Hating Coldplay. Yes, music also evokes feelings like this.

 

Social Distortion covering Johnny Cash’s Ring of Fire during an acoustic performance. Watching a hard core surf punk band play an acoustic set, actually punking punk…and watching the people around me not get the significance of what was happening.

 

These are but a few of the broadly diverse things that define my love for music. I write these down in hopes that my children will read them someday. When they do I want them to understand the importance of music in my life. And, my hope is that as they go through theirs they will share this deep love through experiences of their own.

 

What do you love about music? Take some time sometime soon to remind your self why you love music. Once you do, please do something positive to keep music alive, remembering it is vital to our culture. Do something for our kids. Support them playing an instrument, forming a garage band, banging on a drum kit, singing in the chorus at school or the choir at church. Remind others of its importance. Share with others why you love it. Use music to start a conversation with someone you don’t know.

 

Music can (and will) save us from ourselves and from the mess that surrounds us.

 

Use music to escape, to find inner peace. Remember why you love music and you will find it.

 

Yes, music makes us all a little bit better.

 

 

Stay tuned…..

 

 


Responses

  1. jaydiohead is awesome, i really love it and think everyone should check it out! you can get it free @ http://www.jaydiohead.com !!!
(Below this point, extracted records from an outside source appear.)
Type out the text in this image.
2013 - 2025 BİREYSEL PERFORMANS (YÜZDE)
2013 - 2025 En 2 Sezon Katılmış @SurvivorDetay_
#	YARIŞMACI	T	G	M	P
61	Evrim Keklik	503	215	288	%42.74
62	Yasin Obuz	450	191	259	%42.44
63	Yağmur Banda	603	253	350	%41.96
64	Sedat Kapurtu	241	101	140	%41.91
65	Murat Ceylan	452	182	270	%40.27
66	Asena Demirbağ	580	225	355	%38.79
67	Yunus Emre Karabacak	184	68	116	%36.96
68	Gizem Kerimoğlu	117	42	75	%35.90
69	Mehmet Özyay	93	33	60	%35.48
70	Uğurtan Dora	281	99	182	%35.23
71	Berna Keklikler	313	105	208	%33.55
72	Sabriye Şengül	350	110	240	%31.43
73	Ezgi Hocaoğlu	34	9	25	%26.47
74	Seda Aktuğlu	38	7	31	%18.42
  2. Very cool to read someone else’s personal life soundtrack. I love that you exposed the intimate and personal as well as the ones that would get you a “me, too” from the guys. Nice and honest. GREAT piece.

  3. This piece was incredible. I’m writing an essay for my English class and was looking for inspiration and stumbled upon this. Although I know that there are plenty of people that love music as much as I do I’ve never had it put as well as this was. Reading this I now know for certain that producing music is exactly what I want to do with my life as a career. So thank you for providing me with exactly what I needed.

  4. Lauren – Thanks a bunch for the nice comments. I think that was the nicest comment has ever made on my blog. I truly appreciate it. Best of luck on your English paper and your pursuit of becoming a record producer.

  5. i love music. i feel complete when i hear my favorite songs.

  6. Nice post!

    I believe the answer is that music is the sonic expression of emotion or feelings. The listener then gets similar emotions provoked inside them (good and bad) and are invited along for the ride. Understandably most people like to feel good emotions. On the other hand some people like… (read – feel comfortable) re-experiencing bad emotions even though they won’t consciously admit it.

    Personally I find music is a great distraction from the sometimes harsh reality of the world.